Para quem, como vós, a acompanhou
no difícil processo de criação desta instituição, perdura a imagem plena de
determinação do seu rosto incentivando-nos a seguir em frente, prova da sua
inigualável capacidade de incutir nos que com ela operavam a ideia de que,
juntos, eram capazes de atingir os desejados objectivos, ciente como era de que
a única luta que se perde é aquela que se abandona.
Recorde-se ainda que, membro do
escol de dirigentes que então se evidenciou no projecto conducente à
independência de S. Tomé e Príncipe, Alda Espírito Santo, embrenhando-se na
estrada da imaginação, sacou do recanto mais profundo do seu ego patriótico o
texto do que seria (e é ainda) o Hino Nacional, cujos versos retratam, de forma
assaz indesmentível, o seu fervoroso apego à terra e ao povo, ao consenso, à
solidariedade e à conjugação de esforços na nobre defesa dos interesses
nacionais, num apelo para que o futuro se pudesse consubstanciar num ciclo
histórico favorável à sua ditosa concretização.
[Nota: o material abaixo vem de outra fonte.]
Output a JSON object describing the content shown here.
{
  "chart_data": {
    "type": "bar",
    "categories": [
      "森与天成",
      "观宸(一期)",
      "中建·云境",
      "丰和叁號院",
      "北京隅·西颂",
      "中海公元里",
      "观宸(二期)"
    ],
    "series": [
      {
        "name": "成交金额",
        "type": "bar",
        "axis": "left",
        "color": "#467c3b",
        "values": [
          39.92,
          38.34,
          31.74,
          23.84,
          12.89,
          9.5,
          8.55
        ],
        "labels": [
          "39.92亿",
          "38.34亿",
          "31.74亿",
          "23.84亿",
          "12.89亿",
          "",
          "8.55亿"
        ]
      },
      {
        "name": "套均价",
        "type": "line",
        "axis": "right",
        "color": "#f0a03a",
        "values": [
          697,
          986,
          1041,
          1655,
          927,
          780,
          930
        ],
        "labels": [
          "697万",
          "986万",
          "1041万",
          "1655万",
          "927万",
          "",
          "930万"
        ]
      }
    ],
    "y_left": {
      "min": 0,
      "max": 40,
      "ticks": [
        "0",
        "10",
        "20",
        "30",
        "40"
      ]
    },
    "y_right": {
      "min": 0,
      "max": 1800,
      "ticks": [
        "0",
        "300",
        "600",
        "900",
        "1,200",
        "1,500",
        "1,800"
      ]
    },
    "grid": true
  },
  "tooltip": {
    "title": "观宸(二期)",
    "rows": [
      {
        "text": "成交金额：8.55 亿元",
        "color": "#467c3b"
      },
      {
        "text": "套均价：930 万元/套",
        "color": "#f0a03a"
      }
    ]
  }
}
Eis-nos, agora, na cerimónia com
que honramos, uma vez mais, a memória de Alda Espírito Santo, tendo bem
presente que não nos devemos eximir ao reencontro com a convicção que ela
exprimia ao reiterar que estamos do mesmo lado da canoa, bem assim, a
persistência que colocava nos empreendimentos sob a sua direcção,
Dez anos após a data fatídica do
seu desaparecimento, perpassam por nós um fluxo extraordinário de recordações
de uma personalidade de rara dimensão histórica, cultural, política e cívica.
Por tudo isso, recordar Alda
Espírito Santo é rememorar o exemplo de uma mulher em que a coragem, a
frontalidade, a persistência, o inconformismo e o fervoroso amor pátrio
constituíram traços destacados da sua personalidade.
Disse um dia o poeta, numa
fatídica referência à morte: “não mais verás a chuva a bater na vidraça, /nem
ouvirás o rumor do vento na floresta, /nem as aves abrindo as janelas da
manhã”(1).
Ora, se é verdade que já não somos capazes de ter de
novo entre nós aquela que tanto se empenhou em prol da UNEAS e da cultura
santomense, de que era como que a irredutível depositária, apropriemo-nos
então, orgulhosos e decididos, do legado social e cultural que nos deixou, o qual
depõe nas nossas mãos uma fabulosa ferramenta para a prossecução dos ditosos
trilhos do futuro.
Enfim, algo de marcante que
a sua memória nos obriga a preservar, na construção desse amado S. Tomé e
Príncipe que, tal como ela, todos desejamos mais próspero, mais justo, mais
solidário e mais digno
Fim/ Wildiley Barroca, Secretário-Geral da União Nacional dos Escritores e Artistas de São Tomé e Príncipe.